A sad day for DnD players. Dave Arneson past. It sounds like he was the one who said "Let's play a game." Every one else seems to have followed his lead. I wonder if he carved dice by hand and killed a bare when he was three.
|Though Gygax was the the man that gave everyone DnD, it was Arneson
that actually conceptualized the idea of role-playing.
The story is that Arneson was playing a medieval wargame at his house where he was trying to come up with reasons why you wouldn't want specific troops to die. He made a rule that one of the figures on the map was "you". After that, people would get in character and talk smack to each other as if they were the medieval character. Somehow, the rest of the troops were ditched, and people only played their character. Since Arneson was the game judge, he came up with scenarios that pitted people's characters against environmental obstacles and monsters while everyone's character was fighting each other. The players discovered that they enjoyed working as a team against Arneson's obstacles more than they did fighting each other. These environmental obstacles eventually became Blackmoor.
Later, Arneson was running his Blackmoor game at his house and invited Gygax over to play. Gygax went over and immediately realized the potential of this new way of playing games, wrote the game down and published it.
Still, the very first DM ever was Arneson.
I was fortunate enough to talk to him a couple of times. (I wouldn't describe the man as "fun", "crotchety" is more apropos.) I have some stuff signed by him too.
Blackmoor was a land filled with knights, wizards, frogmen, robots and spaceships. It's funny that no one has ever tried to match the creativity of that setting since. (Maybe Darksun). I may have to add a Frog Temple to the current campaign, in his memory.
There are official words about his death and life.
Dave Arneson, one of the co-creators of the Dungeons & Dragons fantasy game and a pioneer of role-playing entertainment, died after a two-year battle with cancer, his family said Thursday. He was 61.
Arneson's daughter, Malia Weinhagen, said her father died peacefully Tuesday in hospice care in St. Paul.
Arneson and Gygax were dedicated tabletop wargamers who recreated historical battles with painted miniature armies and fleets. They met in 1969 at a convention, and their first collaboration, along with Mike Carr, was a set of rules for sailing-ship battles called "Don't Give Up the Ship!"

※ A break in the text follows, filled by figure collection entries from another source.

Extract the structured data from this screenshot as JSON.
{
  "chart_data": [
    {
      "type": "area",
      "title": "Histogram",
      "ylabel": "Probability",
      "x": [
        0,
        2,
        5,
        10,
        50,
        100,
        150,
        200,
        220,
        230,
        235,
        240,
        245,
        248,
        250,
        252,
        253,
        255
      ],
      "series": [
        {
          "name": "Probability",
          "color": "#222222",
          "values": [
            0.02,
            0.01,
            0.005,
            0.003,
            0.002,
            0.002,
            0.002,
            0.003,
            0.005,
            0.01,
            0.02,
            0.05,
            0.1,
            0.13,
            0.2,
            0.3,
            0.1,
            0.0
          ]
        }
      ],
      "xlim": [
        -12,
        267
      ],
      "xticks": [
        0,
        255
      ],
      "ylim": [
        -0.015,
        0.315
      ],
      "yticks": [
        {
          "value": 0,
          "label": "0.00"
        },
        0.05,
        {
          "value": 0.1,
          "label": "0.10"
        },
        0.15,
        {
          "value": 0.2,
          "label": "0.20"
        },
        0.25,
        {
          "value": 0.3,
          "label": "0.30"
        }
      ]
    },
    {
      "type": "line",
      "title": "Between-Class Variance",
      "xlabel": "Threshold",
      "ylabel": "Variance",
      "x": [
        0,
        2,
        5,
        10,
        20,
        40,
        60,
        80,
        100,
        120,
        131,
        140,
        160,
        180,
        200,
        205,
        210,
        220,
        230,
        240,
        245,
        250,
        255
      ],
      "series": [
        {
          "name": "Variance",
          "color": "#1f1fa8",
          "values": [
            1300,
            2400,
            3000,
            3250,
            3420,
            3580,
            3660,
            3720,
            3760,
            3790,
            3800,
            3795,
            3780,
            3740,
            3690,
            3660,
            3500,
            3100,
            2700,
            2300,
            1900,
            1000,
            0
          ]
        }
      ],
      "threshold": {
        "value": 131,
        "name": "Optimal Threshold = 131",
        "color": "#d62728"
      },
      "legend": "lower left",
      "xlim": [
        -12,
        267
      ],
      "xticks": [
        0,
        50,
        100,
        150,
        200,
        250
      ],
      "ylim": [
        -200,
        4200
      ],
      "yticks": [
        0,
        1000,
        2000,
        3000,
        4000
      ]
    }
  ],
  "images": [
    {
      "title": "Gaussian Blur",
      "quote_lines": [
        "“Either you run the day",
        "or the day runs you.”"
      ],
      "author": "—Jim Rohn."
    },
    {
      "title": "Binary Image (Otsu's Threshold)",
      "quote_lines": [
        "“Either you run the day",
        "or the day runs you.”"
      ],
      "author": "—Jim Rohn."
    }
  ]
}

In later years, Dave published other role-playing games and started his own game-publishing company and computer game company. He also taught classes in game design. He was inducted into the Academy of Adventure Gaming Arts and Design Hall of Fame in 1984.

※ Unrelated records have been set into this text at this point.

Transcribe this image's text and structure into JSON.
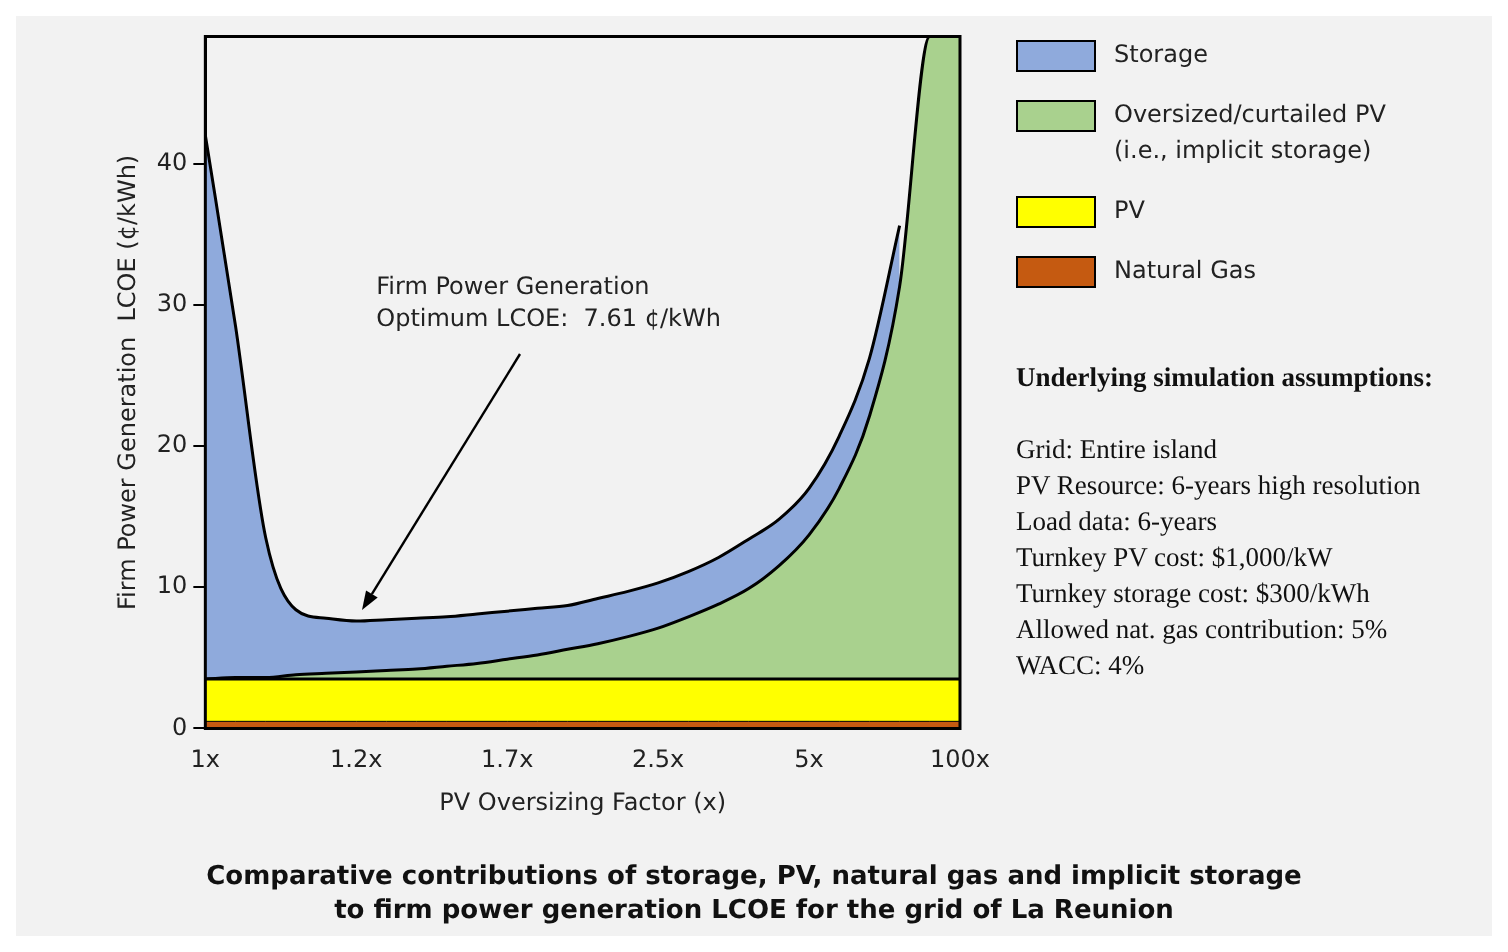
{
  "chart_data": {
    "type": "area",
    "title": "Comparative contributions of storage, PV, natural gas and implicit storage\nto firm power generation LCOE for the grid of La Reunion",
    "xlabel": "PV Oversizing Factor (x)",
    "ylabel": "Firm Power Generation  LCOE (¢/kWh)",
    "categories": [
      "1x",
      null,
      null,
      null,
      null,
      "1.2x",
      null,
      null,
      null,
      null,
      "1.7x",
      null,
      null,
      null,
      null,
      "2.5x",
      null,
      null,
      null,
      null,
      "5x",
      null,
      null,
      null,
      null,
      "100x"
    ],
    "stacked": true,
    "ylim": [
      0,
      49
    ],
    "yticks": [
      0,
      10,
      20,
      30,
      40
    ],
    "grid": false,
    "legend": "right",
    "series": [
      {
        "name": "Natural Gas",
        "color": "#c55a11",
        "values": [
          0.5,
          0.5,
          0.5,
          0.5,
          0.5,
          0.5,
          0.5,
          0.5,
          0.5,
          0.5,
          0.5,
          0.5,
          0.5,
          0.5,
          0.5,
          0.5,
          0.5,
          0.5,
          0.5,
          0.5,
          0.5,
          0.5,
          0.5,
          0.5,
          0.5,
          0.5
        ]
      },
      {
        "name": "PV",
        "color": "#ffff00",
        "values": [
          3,
          3,
          3,
          3,
          3,
          3,
          3,
          3,
          3,
          3,
          3,
          3,
          3,
          3,
          3,
          3,
          3,
          3,
          3,
          3,
          3,
          3,
          3,
          3,
          3,
          3
        ]
      },
      {
        "name": "Oversized/curtailed PV\n(i.e., implicit storage)",
        "color": "#a9d18e",
        "values": [
          0,
          0.1,
          0.1,
          0.3,
          0.4,
          0.5,
          0.6,
          0.7,
          0.9,
          1.1,
          1.4,
          1.7,
          2.1,
          2.5,
          3.0,
          3.6,
          4.4,
          5.3,
          6.4,
          8.0,
          10.2,
          13.5,
          18.6,
          27.8,
          45.5,
          45.5
        ]
      },
      {
        "name": "Storage",
        "color": "#8faadc",
        "values": [
          38.5,
          24.9,
          9.9,
          4.6,
          3.9,
          3.6,
          3.6,
          3.6,
          3.5,
          3.5,
          3.4,
          3.3,
          3.1,
          3.2,
          3.2,
          3.2,
          3.2,
          3.3,
          3.5,
          3.3,
          3.3,
          3.7,
          4.1,
          4.3,
          null,
          null
        ]
      }
    ],
    "annotations": [
      "Firm Power Generation\nOptimum LCOE:  7.61 ¢/kWh",
      "Underlying simulation assumptions:",
      "Grid: Entire island",
      "PV Resource: 6-years high resolution",
      "Load data: 6-years",
      "Turnkey PV cost: $1,000/kW",
      "Turnkey storage cost: $300/kWh",
      "Allowed nat. gas contribution: 5%",
      "WACC: 4%"
    ]
  }
}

Weinhagen said her father enjoyed teaching game design at Full Sail University in Winter Park, Fla., in recent years, where he taught students to make a solid set of rules for their games.
"He said if you have a good foundation and a good set of rules, people would play the game again," Weinhagen said.
Arneson is survived by Weinhagen and two grandchildren
I never met the man. I never cared enough to know he existed while he was alive. I do not morn his passing. I'm glad he was there and did a good job. I move on.